= Charles Curtis (storekeeper) =

New Zealand storekeeper and politician

Charles Stuart Curtis (15 December 1850 – 4 April 1923) was a storekeeper and local politician in Taranaki, New Zealand, and played a leading role in the development of the town of Stratford.

==Biography==

===Family background===
Charles Stuart Curtis was born to George Curtis and Eliza Curtis (née Newsham) in Omata, Taranaki, on 15 December 1850. His parents and siblings had emigrated to New Zealand from London earlier that same year. Arriving at Port Nicholson, his father had walked overland from Wellington to New Plymouth, and made preparations for his family, who arrived there on 7 February 1850. They took up a farm in the new settlement of Omata, and George also became the senior partner of Curtis and Watt, a wholesale merchant and agent of Lloyd's in New Plymouth.

===First Taranaki War===

War broke out between settlers and Māori in 1860, and as a result Eliza and the children moved to New Plymouth. George remained at the Omata stockade, but after seeing his home burned to the ground, and to avoid the epidemics plaguing the crowded town of New Plymouth, the Curtis family evacuated to Nelson. They remained there until the hostilities ceased in 1861, then returned to their land at Omata.

===Business===
George Curtis became a prominent leader in commercial matters in the province of Taranaki, representing Omata on the Taranaki Provincial Council. Charles worked with his father in their Omata store, and quickly picked up the same business acumen which proved invaluable to his own commercial ventures in the new settlement of Stratford.

===Pioneers at Stratford===
In October 1878 Charles and his brother Herbert erected the first permanent building in the newly opened bush settlement of Stratford, a 300 acre site for which the first sections had been sold in August of that year. Herbert and another brother George ran a butchery in the nearby settlement of Inglewood, and together with Charles he established a similar operation at Stratford in conjunction with yet another brother, Oswald. The business operated as a butchery, a merchant store, and also a bakery, and due to its quick growth the Curtis Brothers replaced their temporary premises with a two-storey building and bakehouse in January 1879. The store also provided postal services for the town until a railway station was erected in 1880. On 3 April 1880, Curtis married Emma Clara Low at Omata Church. Together they had two children; Minnie and Henry.
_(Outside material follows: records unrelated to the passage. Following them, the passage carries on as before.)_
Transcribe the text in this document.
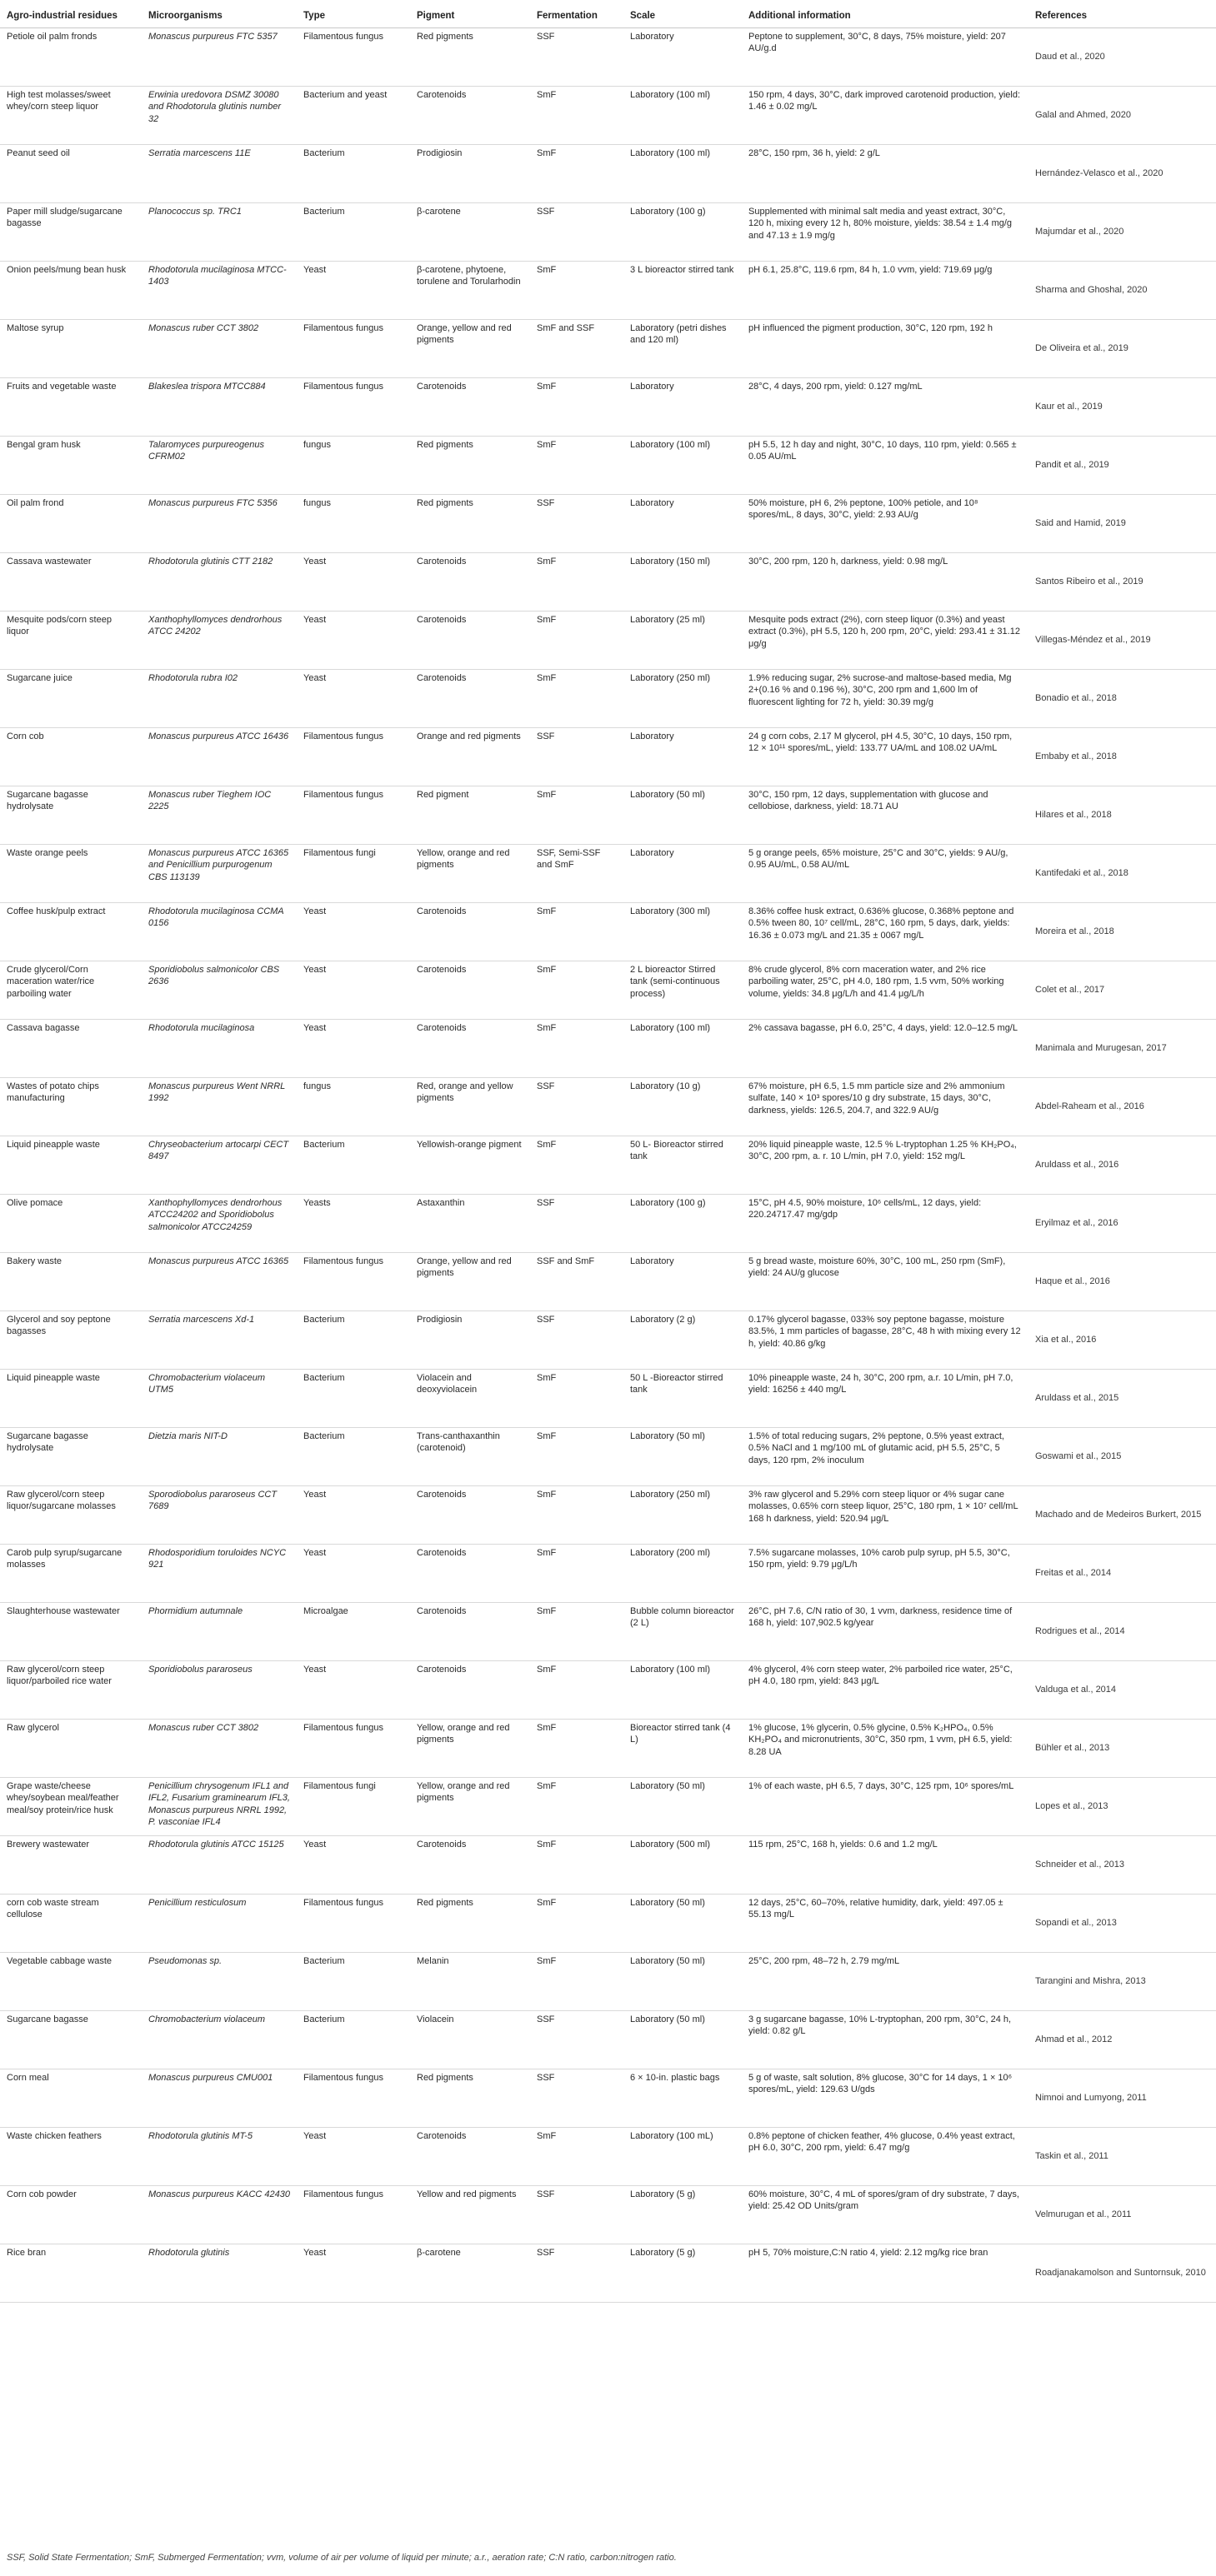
Agro-industrial residues	Microorganisms	Type	Pigment	Fermentation	Scale	Additional information	References
Petiole oil palm fronds	Monascus purpureus FTC 5357	Filamentous fungus	Red pigments	SSF	Laboratory	Peptone to supplement, 30°C, 8 days, 75% moisture, yield: 207 AU/g.d	Daud et al., 2020
High test molasses/sweet whey/corn steep liquor	Erwinia uredovora DSMZ 30080 and Rhodotorula glutinis number 32	Bacterium and yeast	Carotenoids	SmF	Laboratory (100 ml)	150 rpm, 4 days, 30°C, dark improved carotenoid production, yield: 1.46 ± 0.02 mg/L	Galal and Ahmed, 2020
Peanut seed oil	Serratia marcescens 11E	Bacterium	Prodigiosin	SmF	Laboratory (100 ml)	28°C, 150 rpm, 36 h, yield: 2 g/L	Hernández-Velasco et al., 2020
Paper mill sludge/sugarcane bagasse	Planococcus sp. TRC1	Bacterium	β-carotene	SSF	Laboratory (100 g)	Supplemented with minimal salt media and yeast extract, 30°C, 120 h, mixing every 12 h, 80% moisture, yields: 38.54 ± 1.4 mg/g and 47.13 ± 1.9 mg/g	Majumdar et al., 2020
Onion peels/mung bean husk	Rhodotorula mucilaginosa MTCC-1403	Yeast	β-carotene, phytoene, torulene and Torularhodin	SmF	3 L bioreactor stirred tank	pH 6.1, 25.8°C, 119.6 rpm, 84 h, 1.0 vvm, yield: 719.69 μg/g	Sharma and Ghoshal, 2020
Maltose syrup	Monascus ruber CCT 3802	Filamentous fungus	Orange, yellow and red pigments	SmF and SSF	Laboratory (petri dishes and 120 ml)	pH influenced the pigment production, 30°C, 120 rpm, 192 h	De Oliveira et al., 2019
Fruits and vegetable waste	Blakeslea trispora MTCC884	Filamentous fungus	Carotenoids	SmF	Laboratory	28°C, 4 days, 200 rpm, yield: 0.127 mg/mL	Kaur et al., 2019
Bengal gram husk	Talaromyces purpureogenus CFRM02	fungus	Red pigments	SmF	Laboratory (100 ml)	pH 5.5, 12 h day and night, 30°C, 10 days, 110 rpm, yield: 0.565 ± 0.05 AU/mL	Pandit et al., 2019
Oil palm frond	Monascus purpureus FTC 5356	fungus	Red pigments	SSF	Laboratory	50% moisture, pH 6, 2% peptone, 100% petiole, and 10⁸ spores/mL, 8 days, 30°C, yield: 2.93 AU/g	Said and Hamid, 2019
Cassava wastewater	Rhodotorula glutinis CTT 2182	Yeast	Carotenoids	SmF	Laboratory (150 ml)	30°C, 200 rpm, 120 h, darkness, yield: 0.98 mg/L	Santos Ribeiro et al., 2019
Mesquite pods/corn steep liquor	Xanthophyllomyces dendrorhous ATCC 24202	Yeast	Carotenoids	SmF	Laboratory (25 ml)	Mesquite pods extract (2%), corn steep liquor (0.3%) and yeast extract (0.3%), pH 5.5, 120 h, 200 rpm, 20°C, yield: 293.41 ± 31.12 μg/g	Villegas-Méndez et al., 2019
Sugarcane juice	Rhodotorula rubra I02	Yeast	Carotenoids	SmF	Laboratory (250 ml)	1.9% reducing sugar, 2% sucrose-and maltose-based media, Mg 2+(0.16 % and 0.196 %), 30°C, 200 rpm and 1,600 lm of fluorescent lighting for 72 h, yield: 30.39 mg/g	Bonadio et al., 2018
Corn cob	Monascus purpureus ATCC 16436	Filamentous fungus	Orange and red pigments	SSF	Laboratory	24 g corn cobs, 2.17 M glycerol, pH 4.5, 30°C, 10 days, 150 rpm, 12 × 10¹¹ spores/mL, yield: 133.77 UA/mL and 108.02 UA/mL	Embaby et al., 2018
Sugarcane bagasse hydrolysate	Monascus ruber Tieghem IOC 2225	Filamentous fungus	Red pigment	SmF	Laboratory (50 ml)	30°C, 150 rpm, 12 days, supplementation with glucose and cellobiose, darkness, yield: 18.71 AU	Hilares et al., 2018
Waste orange peels	Monascus purpureus ATCC 16365 and Penicillium purpurogenum CBS 113139	Filamentous fungi	Yellow, orange and red pigments	SSF, Semi-SSF and SmF	Laboratory	5 g orange peels, 65% moisture, 25°C and 30°C, yields: 9 AU/g, 0.95 AU/mL, 0.58 AU/mL	Kantifedaki et al., 2018
Coffee husk/pulp extract	Rhodotorula mucilaginosa CCMA 0156	Yeast	Carotenoids	SmF	Laboratory (300 ml)	8.36% coffee husk extract, 0.636% glucose, 0.368% peptone and 0.5% tween 80, 10⁷ cell/mL, 28°C, 160 rpm, 5 days, dark, yields: 16.36 ± 0.073 mg/L and 21.35 ± 0067 mg/L	Moreira et al., 2018
Crude glycerol/Corn maceration water/rice parboiling water	Sporidiobolus salmonicolor CBS 2636	Yeast	Carotenoids	SmF	2 L bioreactor Stirred tank (semi-continuous process)	8% crude glycerol, 8% corn maceration water, and 2% rice parboiling water, 25°C, pH 4.0, 180 rpm, 1.5 vvm, 50% working volume, yields: 34.8 μg/L/h and 41.4 μg/L/h	Colet et al., 2017
Cassava bagasse	Rhodotorula mucilaginosa	Yeast	Carotenoids	SmF	Laboratory (100 ml)	2% cassava bagasse, pH 6.0, 25°C, 4 days, yield: 12.0–12.5 mg/L	Manimala and Murugesan, 2017
Wastes of potato chips manufacturing	Monascus purpureus Went NRRL 1992	fungus	Red, orange and yellow pigments	SSF	Laboratory (10 g)	67% moisture, pH 6.5, 1.5 mm particle size and 2% ammonium sulfate, 140 × 10³ spores/10 g dry substrate, 15 days, 30°C, darkness, yields: 126.5, 204.7, and 322.9 AU/g	Abdel-Raheam et al., 2016
Liquid pineapple waste	Chryseobacterium artocarpi CECT 8497	Bacterium	Yellowish-orange pigment	SmF	50 L- Bioreactor stirred tank	20% liquid pineapple waste, 12.5 % L-tryptophan 1.25 % KH₂PO₄, 30°C, 200 rpm, a. r. 10 L/min, pH 7.0, yield: 152 mg/L	Aruldass et al., 2016
Olive pomace	Xanthophyllomyces dendrorhous ATCC24202 and Sporidiobolus salmonicolor ATCC24259	Yeasts	Astaxanthin	SSF	Laboratory (100 g)	15°C, pH 4.5, 90% moisture, 10⁶ cells/mL, 12 days, yield: 220.24717.47 mg/gdp	Eryilmaz et al., 2016
Bakery waste	Monascus purpureus ATCC 16365	Filamentous fungus	Orange, yellow and red pigments	SSF and SmF	Laboratory	5 g bread waste, moisture 60%, 30°C, 100 mL, 250 rpm (SmF), yield: 24 AU/g glucose	Haque et al., 2016
Glycerol and soy peptone bagasses	Serratia marcescens Xd-1	Bacterium	Prodigiosin	SSF	Laboratory (2 g)	0.17% glycerol bagasse, 033% soy peptone bagasse, moisture 83.5%, 1 mm particles of bagasse, 28°C, 48 h with mixing every 12 h, yield: 40.86 g/kg	Xia et al., 2016
Liquid pineapple waste	Chromobacterium violaceum UTM5	Bacterium	Violacein and deoxyviolacein	SmF	50 L -Bioreactor stirred tank	10% pineapple waste, 24 h, 30°C, 200 rpm, a.r. 10 L/min, pH 7.0, yield: 16256 ± 440 mg/L	Aruldass et al., 2015
Sugarcane bagasse hydrolysate	Dietzia maris NIT-D	Bacterium	Trans-canthaxanthin (carotenoid)	SmF	Laboratory (50 ml)	1.5% of total reducing sugars, 2% peptone, 0.5% yeast extract, 0.5% NaCl and 1 mg/100 mL of glutamic acid, pH 5.5, 25°C, 5 days, 120 rpm, 2% inoculum	Goswami et al., 2015
Raw glycerol/corn steep liquor/sugarcane molasses	Sporodiobolus pararoseus CCT 7689	Yeast	Carotenoids	SmF	Laboratory (250 ml)	3% raw glycerol and 5.29% corn steep liquor or 4% sugar cane molasses, 0.65% corn steep liquor, 25°C, 180 rpm, 1 × 10⁷ cell/mL 168 h darkness, yield: 520.94 μg/L	Machado and de Medeiros Burkert, 2015
Carob pulp syrup/sugarcane molasses	Rhodosporidium toruloides NCYC 921	Yeast	Carotenoids	SmF	Laboratory (200 ml)	7.5% sugarcane molasses, 10% carob pulp syrup, pH 5.5, 30°C, 150 rpm, yield: 9.79 μg/L/h	Freitas et al., 2014
Slaughterhouse wastewater	Phormidium autumnale	Microalgae	Carotenoids	SmF	Bubble column bioreactor (2 L)	26°C, pH 7.6, C/N ratio of 30, 1 vvm, darkness, residence time of 168 h, yield: 107,902.5 kg/year	Rodrigues et al., 2014
Raw glycerol/corn steep liquor/parboiled rice water	Sporidiobolus pararoseus	Yeast	Carotenoids	SmF	Laboratory (100 ml)	4% glycerol, 4% corn steep water, 2% parboiled rice water, 25°C, pH 4.0, 180 rpm, yield: 843 μg/L	Valduga et al., 2014
Raw glycerol	Monascus ruber CCT 3802	Filamentous fungus	Yellow, orange and red pigments	SmF	Bioreactor stirred tank (4 L)	1% glucose, 1% glycerin, 0.5% glycine, 0.5% K₂HPO₄, 0.5% KH₂PO₄ and micronutrients, 30°C, 350 rpm, 1 vvm, pH 6.5, yield: 8.28 UA	Bühler et al., 2013
Grape waste/cheese whey/soybean meal/feather meal/soy protein/rice husk	Penicillium chrysogenum IFL1 and IFL2, Fusarium graminearum IFL3, Monascus purpureus NRRL 1992, P. vasconiae IFL4	Filamentous fungi	Yellow, orange and red pigments	SmF	Laboratory (50 ml)	1% of each waste, pH 6.5, 7 days, 30°C, 125 rpm, 10⁶ spores/mL	Lopes et al., 2013
Brewery wastewater	Rhodotorula glutinis ATCC 15125	Yeast	Carotenoids	SmF	Laboratory (500 ml)	115 rpm, 25°C, 168 h, yields: 0.6 and 1.2 mg/L	Schneider et al., 2013
corn cob waste stream cellulose	Penicillium resticulosum	Filamentous fungus	Red pigments	SmF	Laboratory (50 ml)	12 days, 25°C, 60–70%, relative humidity, dark, yield: 497.05 ± 55.13 mg/L	Sopandi et al., 2013
Vegetable cabbage waste	Pseudomonas sp.	Bacterium	Melanin	SmF	Laboratory (50 ml)	25°C, 200 rpm, 48–72 h, 2.79 mg/mL	Tarangini and Mishra, 2013
Sugarcane bagasse	Chromobacterium violaceum	Bacterium	Violacein	SSF	Laboratory (50 ml)	3 g sugarcane bagasse, 10% L-tryptophan, 200 rpm, 30°C, 24 h, yield: 0.82 g/L	Ahmad et al., 2012
Corn meal	Monascus purpureus CMU001	Filamentous fungus	Red pigments	SSF	6 × 10-in. plastic bags	5 g of waste, salt solution, 8% glucose, 30°C for 14 days, 1 × 10⁶ spores/mL, yield: 129.63 U/gds	Nimnoi and Lumyong, 2011
Waste chicken feathers	Rhodotorula glutinis MT-5	Yeast	Carotenoids	SmF	Laboratory (100 mL)	0.8% peptone of chicken feather, 4% glucose, 0.4% yeast extract, pH 6.0, 30°C, 200 rpm, yield: 6.47 mg/g	Taskin et al., 2011
Corn cob powder	Monascus purpureus KACC 42430	Filamentous fungus	Yellow and red pigments	SSF	Laboratory (5 g)	60% moisture, 30°C, 4 mL of spores/gram of dry substrate, 7 days, yield: 25.42 OD Units/gram	Velmurugan et al., 2011
Rice bran	Rhodotorula glutinis	Yeast	β-carotene	SSF	Laboratory (5 g)	pH 5, 70% moisture,C:N ratio 4, yield: 2.12 mg/kg rice bran	Roadjanakamolson and Suntornsuk, 2010
SSF, Solid State Fermentation; SmF, Submerged Fermentation; vvm, volume of air per volume of liquid per minute; a.r., aeration rate; C:N ratio, carbon:nitrogen ratio.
Curtis was a member of the Town Board from its inception in 1882, and in 1885 was elected chairman, replacing his brother George who had been the inaugural chairman from 1882. Charles continued as Town Board chairman, or Town Clerk, until 1890. A private development of Curtistown was named for the family, as was a street in this development. The streets of Curtistown remained in private ownership until 1899.

Curtis also made a name for himself as he and his brothers explored the eastern slopes of Mount Taranaki/Egmont and cut the original track on that face. With T. H. Penn and Frank Arden he completed the first recorded alpine circuit of the mountain over Christmas 1888, during which they named an eastern ridge and a Manganui River waterfall after Curtis. Charles' wife Emma was also a mountaineer, and was the first woman known to reach the summit by the Stratford Road track. Curtis was also a founding member of the Stratford Bowling Club.

Curtis and his wife eventually retired to New Plymouth. He died on 4 April 1923, aged 72.